Vinati Organics Q4 Results 2025:
Vinati Organics reported a net profit of Rs 123 crore for the quarter ended March 2025, registering a growth of 18.3% from Rs 104 crore in the year-ago period.
The company's revenue from operations in Q4FY25 increased 17.8% to Rs 648.5 crore from Rs 550.3 crore, year-on-year (YoY).
At the operational level, earnings before interest, taxes, depreciation and amortisation (EBITDA) in teh March quarter grew 20.5% YoY to Rs 181 crore, while EBITDA margin improved to 27.79%.
Vinati Organics also recommended a final dividend of Rs 7.50 per equity share (750%) for the financial year ended March 31, 2025.
Vinati Organics Share Price Performance:
Vinati Organics' share price has gained 8% over the past one month and 23% in the last three months.
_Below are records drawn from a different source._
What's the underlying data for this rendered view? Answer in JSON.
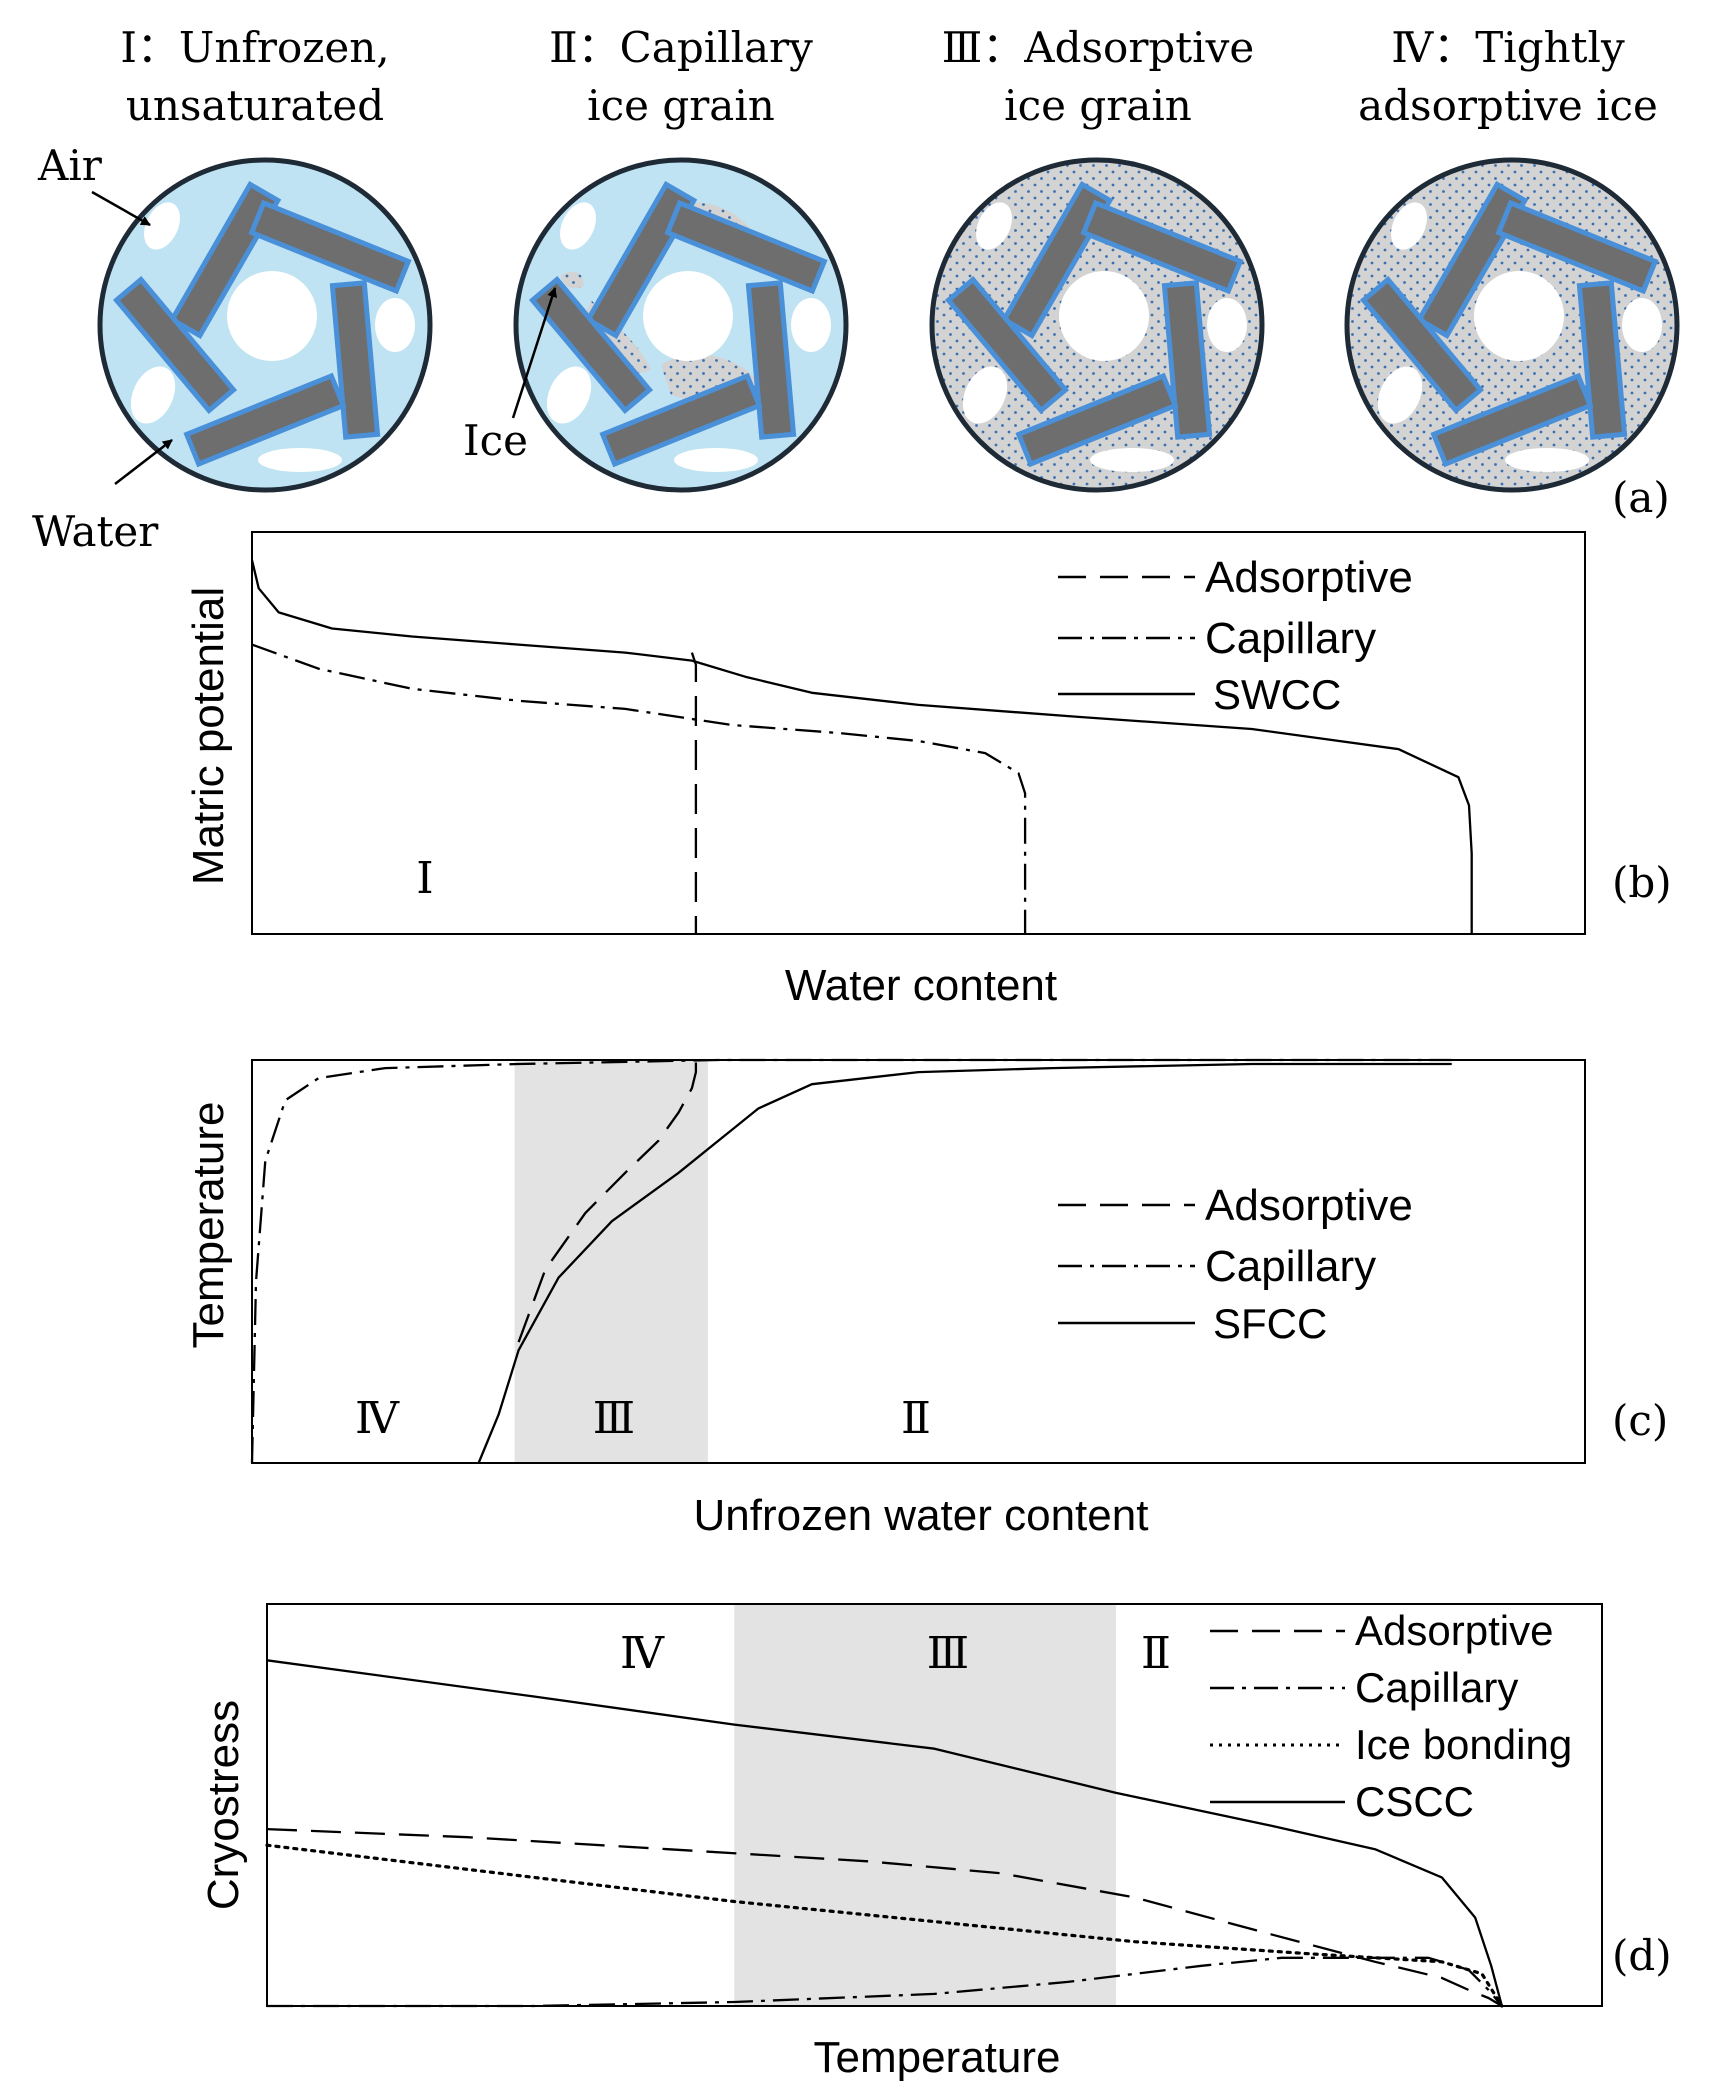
{
  "panel_a": {
    "tag": "(a)",
    "stages": [
      {
        "title_line1": "Ⅰ：Unfrozen,",
        "title_line2": "unsaturated"
      },
      {
        "title_line1": "Ⅱ：Capillary",
        "title_line2": "ice grain"
      },
      {
        "title_line1": "Ⅲ：Adsorptive",
        "title_line2": "ice grain"
      },
      {
        "title_line1": "Ⅳ：Tightly",
        "title_line2": "adsorptive ice"
      }
    ],
    "annotations": {
      "air": "Air",
      "water": "Water",
      "ice": "Ice"
    },
    "colors": {
      "water": "#bfe3f3",
      "ice": "#d3d3d3",
      "particle_fill": "#6e6e6e",
      "particle_border": "#4a90d9",
      "rim": "#1e2a36",
      "dots": "#3a6fb0"
    }
  },
  "panel_b": {
    "tag": "(b)",
    "zone_label": "Ⅰ",
    "chart_data": {
      "type": "line",
      "xlabel": "Water content",
      "ylabel": "Matric potential",
      "xlim": [
        0,
        1
      ],
      "ylim": [
        0,
        1
      ],
      "legend_position": "top-right",
      "series": [
        {
          "name": "Adsorptive",
          "style": "dashed",
          "x": [
            0.33,
            0.333,
            0.333
          ],
          "y": [
            0.7,
            0.67,
            0.0
          ]
        },
        {
          "name": "Capillary",
          "style": "dashdot",
          "x": [
            0.0,
            0.05,
            0.12,
            0.2,
            0.28,
            0.36,
            0.44,
            0.5,
            0.55,
            0.575,
            0.58,
            0.58
          ],
          "y": [
            0.72,
            0.66,
            0.61,
            0.58,
            0.56,
            0.52,
            0.5,
            0.48,
            0.45,
            0.4,
            0.35,
            0.0
          ]
        },
        {
          "name": "SWCC",
          "style": "solid",
          "x": [
            0.0,
            0.005,
            0.02,
            0.06,
            0.12,
            0.2,
            0.28,
            0.33,
            0.37,
            0.42,
            0.5,
            0.62,
            0.75,
            0.86,
            0.905,
            0.913,
            0.915,
            0.915
          ],
          "y": [
            0.93,
            0.86,
            0.8,
            0.76,
            0.74,
            0.72,
            0.7,
            0.68,
            0.64,
            0.6,
            0.57,
            0.54,
            0.51,
            0.46,
            0.39,
            0.32,
            0.2,
            0.0
          ]
        }
      ]
    }
  },
  "panel_c": {
    "tag": "(c)",
    "zone_labels": [
      "Ⅳ",
      "Ⅲ",
      "Ⅱ"
    ],
    "chart_data": {
      "type": "line",
      "xlabel": "Unfrozen water content",
      "ylabel": "Temperature",
      "xlim": [
        0,
        1
      ],
      "ylim": [
        0,
        1
      ],
      "shaded_band_x": [
        0.197,
        0.342
      ],
      "legend_position": "center-right",
      "series": [
        {
          "name": "Adsorptive",
          "style": "dashed",
          "x": [
            0.2,
            0.22,
            0.25,
            0.28,
            0.305,
            0.32,
            0.33,
            0.333,
            0.333
          ],
          "y": [
            0.3,
            0.48,
            0.62,
            0.72,
            0.8,
            0.87,
            0.93,
            0.97,
            1.0
          ]
        },
        {
          "name": "Capillary",
          "style": "dashdot",
          "x": [
            0.0,
            0.003,
            0.01,
            0.025,
            0.05,
            0.1,
            0.2,
            0.35,
            0.6,
            0.9
          ],
          "y": [
            0.0,
            0.45,
            0.75,
            0.9,
            0.955,
            0.98,
            0.99,
            1.0,
            1.0,
            1.0
          ]
        },
        {
          "name": "SFCC",
          "style": "solid",
          "x": [
            0.17,
            0.185,
            0.2,
            0.23,
            0.27,
            0.32,
            0.35,
            0.38,
            0.42,
            0.5,
            0.6,
            0.75,
            0.9
          ],
          "y": [
            0.0,
            0.12,
            0.28,
            0.46,
            0.6,
            0.72,
            0.8,
            0.88,
            0.94,
            0.97,
            0.98,
            0.99,
            0.99
          ]
        }
      ]
    }
  },
  "panel_d": {
    "tag": "(d)",
    "zone_labels": [
      "Ⅳ",
      "Ⅲ",
      "Ⅱ"
    ],
    "chart_data": {
      "type": "line",
      "xlabel": "Temperature",
      "ylabel": "Cryostress",
      "xlim": [
        0,
        1
      ],
      "ylim": [
        0,
        1
      ],
      "shaded_band_x": [
        0.35,
        0.636
      ],
      "legend_position": "top-right",
      "series": [
        {
          "name": "Adsorptive",
          "style": "dashed",
          "x": [
            0.0,
            0.15,
            0.3,
            0.45,
            0.55,
            0.65,
            0.75,
            0.83,
            0.88,
            0.9,
            0.915,
            0.925
          ],
          "y": [
            0.44,
            0.42,
            0.39,
            0.36,
            0.33,
            0.27,
            0.18,
            0.11,
            0.07,
            0.04,
            0.02,
            0.0
          ]
        },
        {
          "name": "Capillary",
          "style": "dashdot",
          "x": [
            0.0,
            0.2,
            0.35,
            0.5,
            0.6,
            0.7,
            0.76,
            0.82,
            0.87,
            0.9,
            0.915,
            0.925
          ],
          "y": [
            0.0,
            0.0,
            0.01,
            0.03,
            0.06,
            0.1,
            0.12,
            0.12,
            0.12,
            0.09,
            0.04,
            0.0
          ]
        },
        {
          "name": "Ice bonding",
          "style": "dotted",
          "x": [
            0.0,
            0.2,
            0.35,
            0.5,
            0.65,
            0.78,
            0.88,
            0.91,
            0.925
          ],
          "y": [
            0.4,
            0.32,
            0.26,
            0.21,
            0.16,
            0.13,
            0.11,
            0.08,
            0.0
          ]
        },
        {
          "name": "CSCC",
          "style": "solid",
          "x": [
            0.0,
            0.2,
            0.35,
            0.5,
            0.636,
            0.75,
            0.83,
            0.88,
            0.905,
            0.917,
            0.925
          ],
          "y": [
            0.86,
            0.77,
            0.7,
            0.64,
            0.53,
            0.45,
            0.39,
            0.32,
            0.22,
            0.1,
            0.0
          ]
        }
      ]
    }
  }
}
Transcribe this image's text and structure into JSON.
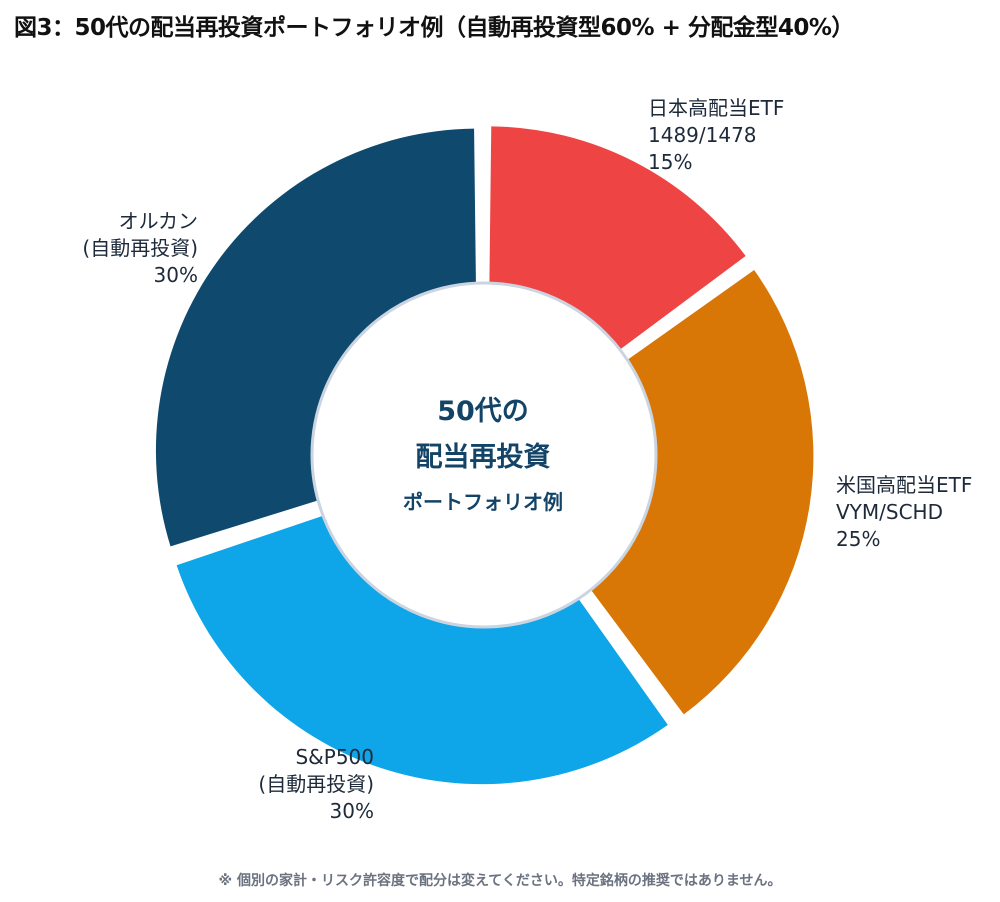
{
  "title": "図3：50代の配当再投資ポートフォリオ例（自動再投資型60% + 分配金型40%）",
  "center_text": {
    "line1": "50代の",
    "line2": "配当再投資",
    "line3": "ポートフォリオ例"
  },
  "note": "※ 個別の家計・リスク許容度で配分は変えてください。特定銘柄の推奨ではありません。",
  "chart_data": {
    "type": "pie",
    "variant": "donut",
    "slices": [
      {
        "label": "日本高配当ETF",
        "sub": "1489/1478",
        "value": 15,
        "value_label": "15%",
        "color": "#ef4444"
      },
      {
        "label": "米国高配当ETF",
        "sub": "VYM/SCHD",
        "value": 25,
        "value_label": "25%",
        "color": "#d97706"
      },
      {
        "label": "S&P500",
        "sub": "(自動再投資)",
        "value": 30,
        "value_label": "30%",
        "color": "#0ea5e9"
      },
      {
        "label": "オルカン",
        "sub": "(自動再投資)",
        "value": 30,
        "value_label": "30%",
        "color": "#0f4a6e"
      }
    ]
  }
}
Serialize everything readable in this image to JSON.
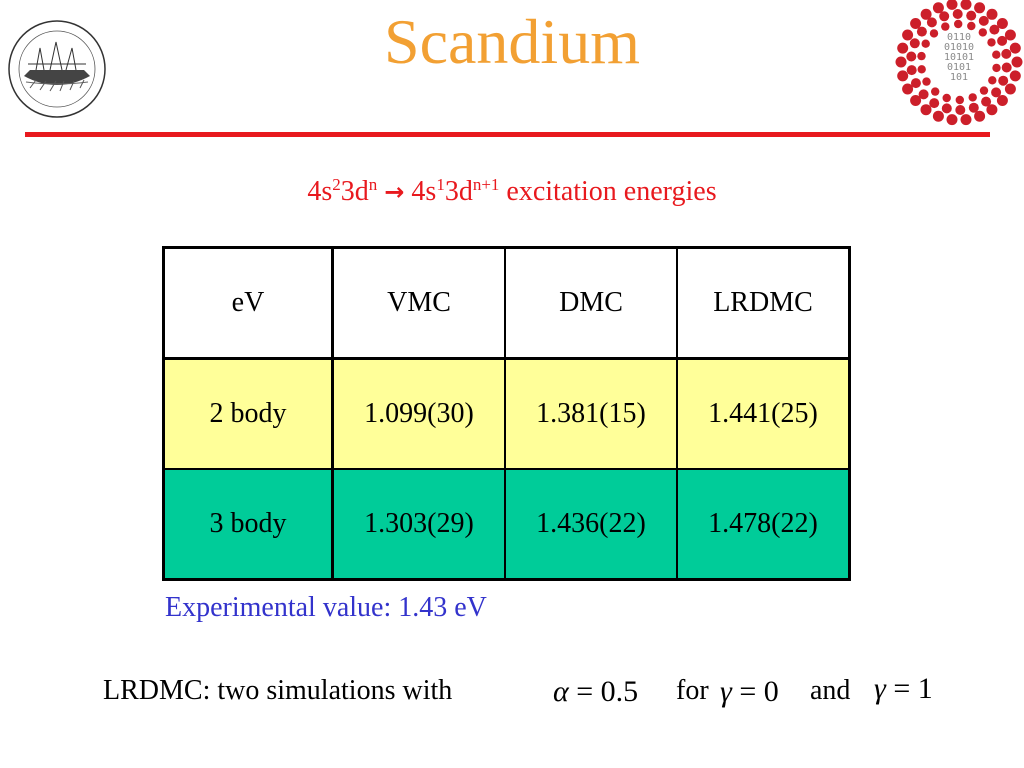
{
  "slide": {
    "title": "Scandium",
    "subtitle": {
      "p1_base": "4s",
      "p1_sup1": "2",
      "p1_mid": "3d",
      "p1_sup2": "n",
      "arrow": "→",
      "p2_base": "4s",
      "p2_sup1": "1",
      "p2_mid": "3d",
      "p2_sup2": "n+1",
      "tail": " excitation energies"
    },
    "table": {
      "headers": [
        "eV",
        "VMC",
        "DMC",
        "LRDMC"
      ],
      "rows": [
        [
          "2 body",
          "1.099(30)",
          "1.381(15)",
          "1.441(25)"
        ],
        [
          "3 body",
          "1.303(29)",
          "1.436(22)",
          "1.478(22)"
        ]
      ]
    },
    "experimental": "Experimental value: 1.43 eV",
    "note": {
      "prefix": "LRDMC: two simulations with",
      "eq1_symbol": "α",
      "eq1_op": "=",
      "eq1_value": "0.5",
      "for_text": "for",
      "eq2_symbol": "γ",
      "eq2_op": "=",
      "eq2_value": "0",
      "and_text": "and",
      "eq3_symbol": "γ",
      "eq3_op": "=",
      "eq3_value": "1"
    }
  },
  "colors": {
    "title": "#f2a033",
    "rule": "#e8191e",
    "subtitle": "#e8191e",
    "row_2body": "#ffff99",
    "row_3body": "#00cc99",
    "experimental": "#3333cc",
    "logo_dots": "#cc1f2a"
  },
  "icons": {
    "left_logo": "sissa-ship-seal-icon",
    "right_logo": "binary-dots-logo-icon"
  }
}
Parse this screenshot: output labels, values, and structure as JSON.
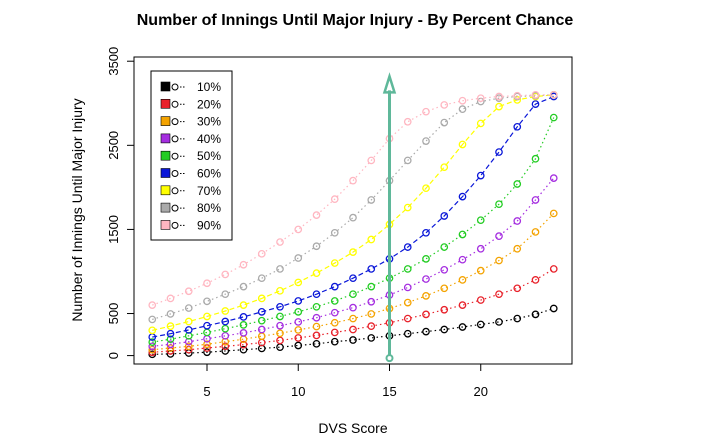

On a year-to-date (YTD) basis, the stock is up 6%, while it has delivered a 9% return over the past six months. Over the last one year, Vinati Organics share price has remained largely flat, but has generated a strong return of 94% over a five-year period.
Disclaimer: The recommendations made above are by market analysts and are not advised by either the author, nor Greynium Information Technologies. The author, nor the brokerage firm nor Greynium would be liable for any losses caused as a result of decisions based on this write-up. Goodreturns.in advises users to consult with certified experts before making any investment decision.